FarmBar uses seasonal ingredients to create an array of dishes like a savory custard with yellow beets and tomato. Photo by Valerie Wei Haas
For example, at the farm’s Humble Pie dinner in April 2021—each meal here has its own title and theme—that meant an offal dumpling served en brodo, or in broth. Offal is an often-overlooked ingredient, but the meal’s theme was making the most out of what you’ve got, and so this offal was transformed into a bite of glossy pasta in a richly spiced soup. It comes from a place of experience, including a few bad ones. Ford recounts a tasting menu restaurant in Australia where the first course involved diners cooking their own potatoes.
“Apparently, I didn’t do it right, because the waitress brought me another one out that the chef cooked for me,” she says.
Ford says that informed the way Living Kitchen and FarmBar work—to ease the intimidation of newcomers while retaining the sense of wonder that makes tasting menu restaurants such sought-after experiences. But after a few years, dinners started selling out faster and faster, which alienated some longtime guests who felt shut out for months at a time when they couldn’t book seats fast enough. That’s a big part of why Becklund and Ford opened FarmBar.
“We couldn’t open up any more days, and we were turning enough people away that some of our regular guests weren’t even trying to make reservations,” Ford says. “We can only seat thirty-six people at a maximum each night at the farm.”
Volume isn’t the goal at FarmBar, but the restaurant is able to accommodate diners at different times throughout the evening in a few different ways. It retains a few of the rustic touches of Living Kitchen’s back-porch dining room but expands to a countertop—so diners can eat as they watch the chefs prepare the next courses—as well as indoor and outdoor tables for those interested in more privacy. Becklund’s choice is always the countertop, because the chefs enjoy chatting with folks as they put together plates of roasted long beans with preserved lemon, garlic, and pecan romesco sauce. They’re happy to discuss why they use porridge as a base in the sourdough or which local-farm-provided sorghum is used in the sweetened butter.

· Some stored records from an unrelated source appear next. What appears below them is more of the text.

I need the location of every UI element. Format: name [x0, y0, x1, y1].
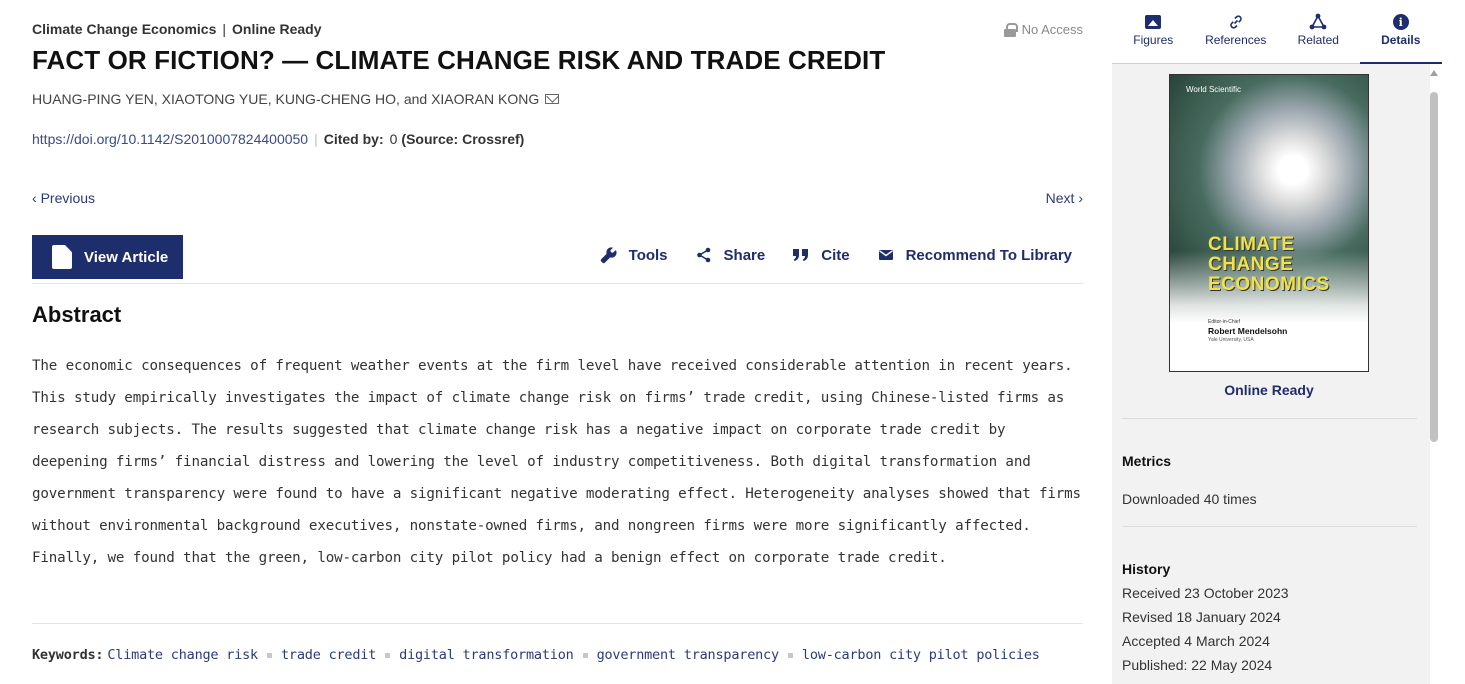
- journal-status: Online Ready: [232, 21, 322, 37]
- keyword-link[interactable]: trade credit: [281, 647, 376, 663]
- info-icon: i: [1392, 14, 1409, 30]
- keyword-link[interactable]: low-carbon city pilot policies: [802, 647, 1040, 663]
- journal-status-line: Climate Change Economics | Online Ready: [32, 21, 322, 37]
- download-count: Downloaded 40 times: [1122, 491, 1257, 507]
- journal-name[interactable]: Climate Change Economics: [32, 21, 216, 37]
- keywords-label: Keywords:: [32, 647, 104, 663]
- doi-citation-line: https://doi.org/10.1142/S201000782440005…: [32, 131, 524, 147]
- abstract-heading: Abstract: [32, 302, 122, 327]
- online-ready-link[interactable]: Online Ready: [1112, 382, 1426, 398]
- keyword-link[interactable]: Climate change risk: [107, 647, 258, 663]
- previous-article-link[interactable]: ‹ Previous: [32, 190, 95, 206]
- cover-title-line: ECONOMICS: [1208, 274, 1330, 295]
- keyword-link[interactable]: digital transformation: [399, 647, 574, 663]
- wrench-icon: [600, 247, 617, 264]
- tools-label: Tools: [628, 246, 668, 264]
- cover-affiliation: Yale University, USA: [1208, 337, 1254, 343]
- history-published: Published: 22 May 2024: [1122, 657, 1273, 673]
- view-article-button[interactable]: View Article: [32, 235, 183, 279]
- tab-label: Related: [1297, 33, 1339, 47]
- scrollbar-thumb[interactable]: [1430, 92, 1438, 442]
- tools-button[interactable]: Tools: [599, 246, 668, 264]
- cover-editor-label: Editor-in-Chief: [1208, 319, 1240, 325]
- tab-figures[interactable]: Figures: [1112, 0, 1195, 63]
- keyword-link[interactable]: government transparency: [597, 647, 780, 663]
- scroll-up-icon[interactable]: [1430, 70, 1438, 76]
- keywords-list: Keywords: Climate change risk trade cred…: [32, 647, 1040, 663]
- cited-by-count[interactable]: 0: [390, 131, 398, 147]
- sidebar-scrollbar[interactable]: [1427, 68, 1441, 684]
- journal-cover-image[interactable]: World Scientific CLIMATE CHANGE ECONOMIC…: [1169, 74, 1369, 372]
- sidebar-divider: [1122, 526, 1417, 527]
- document-icon: [52, 245, 72, 269]
- sidebar-tabs: Figures References Related i Details: [1112, 0, 1442, 64]
- cite-label: Cite: [821, 246, 850, 264]
- next-label: Next: [1045, 190, 1075, 206]
- cover-title-line: CHANGE: [1208, 254, 1294, 275]
- cite-button[interactable]: Cite: [791, 246, 850, 264]
- toolbar-divider: [32, 283, 1083, 284]
- link-icon: [1230, 15, 1242, 29]
- cover-editor: Robert Mendelsohn: [1208, 326, 1288, 336]
- envelope-icon: [878, 250, 893, 260]
- cited-by-label: Cited by:: [323, 131, 384, 147]
- details-sidebar: Figures References Related i Details Wor…: [1112, 0, 1442, 684]
- share-label: Share: [723, 246, 766, 264]
- article-main: Climate Change Economics | Online Ready No…: [32, 0, 1083, 684]
- authors-text[interactable]: HUANG-PING YEN, XIAOTONG YUE, KUNG-CHENG…: [32, 91, 539, 107]
- view-article-label: View Article: [84, 248, 169, 266]
- recommend-label: Recommend To Library: [905, 246, 1072, 264]
- next-article-link[interactable]: Next ›: [1046, 190, 1083, 206]
- keyword-separator: [267, 652, 272, 658]
- quote-icon: [793, 249, 809, 261]
- author-list: HUANG-PING YEN, XIAOTONG YUE, KUNG-CHENG…: [32, 91, 560, 107]
- chevron-left-icon: ‹: [32, 190, 37, 206]
- details-panel: World Scientific CLIMATE CHANGE ECONOMIC…: [1112, 64, 1430, 684]
- history-accepted: Accepted 4 March 2024: [1122, 633, 1270, 649]
- metrics-heading: Metrics: [1122, 453, 1172, 469]
- share-icon: [696, 247, 710, 263]
- abstract-divider: [32, 623, 1083, 624]
- cover-publisher: World Scientific: [1186, 85, 1241, 94]
- cover-title-line: CLIMATE: [1208, 234, 1295, 255]
- keyword-separator: [582, 652, 588, 658]
- tab-label: References: [1205, 33, 1267, 47]
- lock-icon: [1003, 22, 1018, 37]
- mail-icon[interactable]: [545, 94, 560, 104]
- sidebar-divider: [1122, 418, 1417, 419]
- access-indicator: No Access: [1003, 22, 1083, 37]
- previous-label: Previous: [40, 190, 96, 206]
- cover-title: CLIMATE CHANGE ECONOMICS: [1208, 235, 1330, 295]
- history-revised: Revised 18 January 2024: [1122, 609, 1281, 625]
- tab-label: Details: [1381, 33, 1421, 47]
- history-received: Received 23 October 2023: [1122, 585, 1289, 601]
- history-heading: History: [1122, 561, 1171, 577]
- access-label: No Access: [1021, 22, 1083, 37]
- doi-link[interactable]: https://doi.org/10.1142/S201000782440005…: [32, 131, 308, 147]
- keyword-separator: [385, 652, 391, 658]
- journal-separator: |: [222, 21, 227, 37]
- tab-details[interactable]: i Details: [1359, 0, 1443, 64]
- tab-related[interactable]: Related: [1277, 0, 1360, 63]
- network-icon: [1309, 13, 1327, 30]
- doi-divider: |: [314, 131, 318, 147]
- image-icon: [1145, 15, 1162, 29]
- cited-by-source: (Source: Crossref): [401, 131, 525, 147]
- tab-references[interactable]: References: [1195, 0, 1278, 63]
- share-button[interactable]: Share: [694, 246, 766, 264]
- recommend-to-library-button[interactable]: Recommend To Library: [876, 246, 1072, 264]
- keyword-separator: [787, 652, 793, 658]
- abstract-text: The economic consequences of frequent we…: [32, 358, 1081, 566]
- article-toolbar: Tools Share Cite Recommend To Library: [599, 246, 1072, 264]
- article-title: FACT OR FICTION? — CLIMATE CHANGE RISK A…: [32, 45, 886, 75]
- chevron-right-icon: ›: [1078, 190, 1083, 206]
- tab-label: Figures: [1133, 33, 1174, 47]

There’s a sense of whimsy necessary for restaurants like these to thrive. Whether that’s watching chefs at Grey Sweater making cucumber-mint ice cream on the countertop with liquid nitrogen or serving a “grown-up” grilled cheese sandwich under glass, it can drain the sense of stuffiness out of the room and allow guests to enjoy the food without any of the formality of fine dining. Coming up with avant-garde cuisine takes a team with trust in each other’s skills and just a hint of madness.
“Every dish we do, there’s a story behind it and how we arrived there,” Black says. “We want to push the envelope more, not in a way where I’m going to give you some ostrich liver from freaking Bangladesh, but where you get those, ‘Whoa, I didn’t see that coming’ moments where you’re going to leave and you can’t stop talking about what you just ate.”

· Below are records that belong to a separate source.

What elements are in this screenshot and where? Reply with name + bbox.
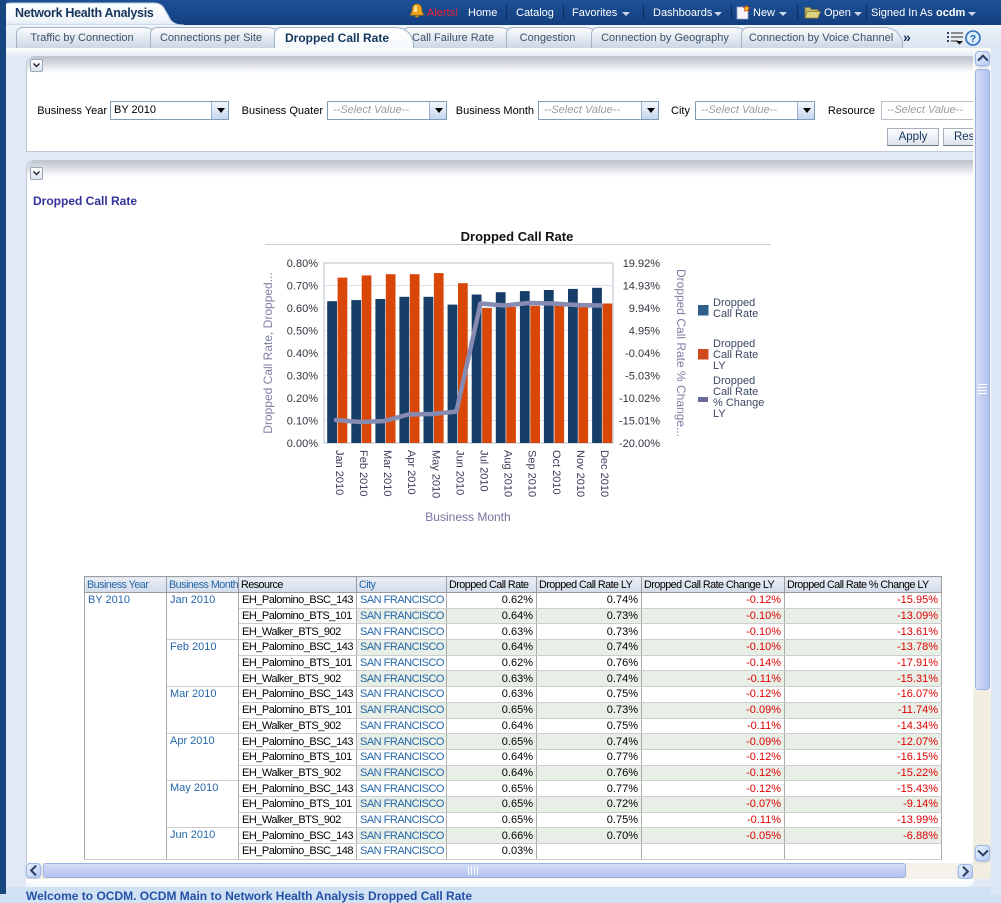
svg-text:Nov 2010: Nov 2010 [574,450,586,497]
svg-text:-10.02%: -10.02% [619,393,660,405]
svg-text:Feb 2010: Feb 2010 [357,450,369,496]
svg-text:0.50%: 0.50% [287,326,318,338]
svg-text:Dropped Call Rate, Dropped...: Dropped Call Rate, Dropped... [261,272,275,433]
svg-text:-5.03%: -5.03% [625,371,660,383]
svg-text:Apr 2010: Apr 2010 [405,450,417,495]
svg-text:Call Rate: Call Rate [713,308,758,320]
svg-text:Business Month: Business Month [425,510,510,524]
svg-text:0.40%: 0.40% [287,348,318,360]
svg-text:-0.04%: -0.04% [625,348,660,360]
svg-text:-15.01%: -15.01% [619,416,660,428]
svg-text:Jul 2010: Jul 2010 [478,450,490,492]
svg-text:-20.00%: -20.00% [619,438,660,450]
svg-text:4.95%: 4.95% [629,326,660,338]
svg-text:Dropped Call Rate % Change...: Dropped Call Rate % Change... [674,269,688,437]
svg-text:?: ? [970,33,976,45]
svg-text:0.60%: 0.60% [287,303,318,315]
svg-text:LY: LY [713,360,726,372]
svg-text:0.80%: 0.80% [287,258,318,270]
svg-text:Mar 2010: Mar 2010 [381,450,393,496]
svg-text:0.30%: 0.30% [287,371,318,383]
svg-text:Jan 2010: Jan 2010 [333,450,345,495]
svg-text:Sep 2010: Sep 2010 [526,450,538,497]
svg-text:0.10%: 0.10% [287,416,318,428]
svg-text:14.93%: 14.93% [623,281,661,293]
svg-text:19.92%: 19.92% [623,258,661,270]
svg-text:Aug 2010: Aug 2010 [502,450,514,497]
svg-text:May 2010: May 2010 [429,450,441,498]
svg-text:0.20%: 0.20% [287,393,318,405]
svg-text:0.70%: 0.70% [287,281,318,293]
svg-text:Oct 2010: Oct 2010 [550,450,562,495]
svg-text:Jun 2010: Jun 2010 [453,450,465,495]
svg-text:9.94%: 9.94% [629,303,660,315]
svg-text:0.00%: 0.00% [287,438,318,450]
svg-text:Dropped Call Rate: Dropped Call Rate [461,229,574,244]
svg-text:LY: LY [713,408,726,420]
svg-text:Dec 2010: Dec 2010 [598,450,610,497]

At Nonesuch, that might mean drinking a tea brewed from herbs harvested over the course of a year, so people can drink 365 days of Oklahoma in a single cup—or the loin from a pig that was fed Nonesuch “leftovers” as it was raised.
The food at these eateries is a communion of sorts, a celebration of the ingenuity and skill of the chefs who create it. To dine without expectation, without knowing what’s coming next, is a tremendous act of faith. And there is nothing more delicious than when that faith is rewarded.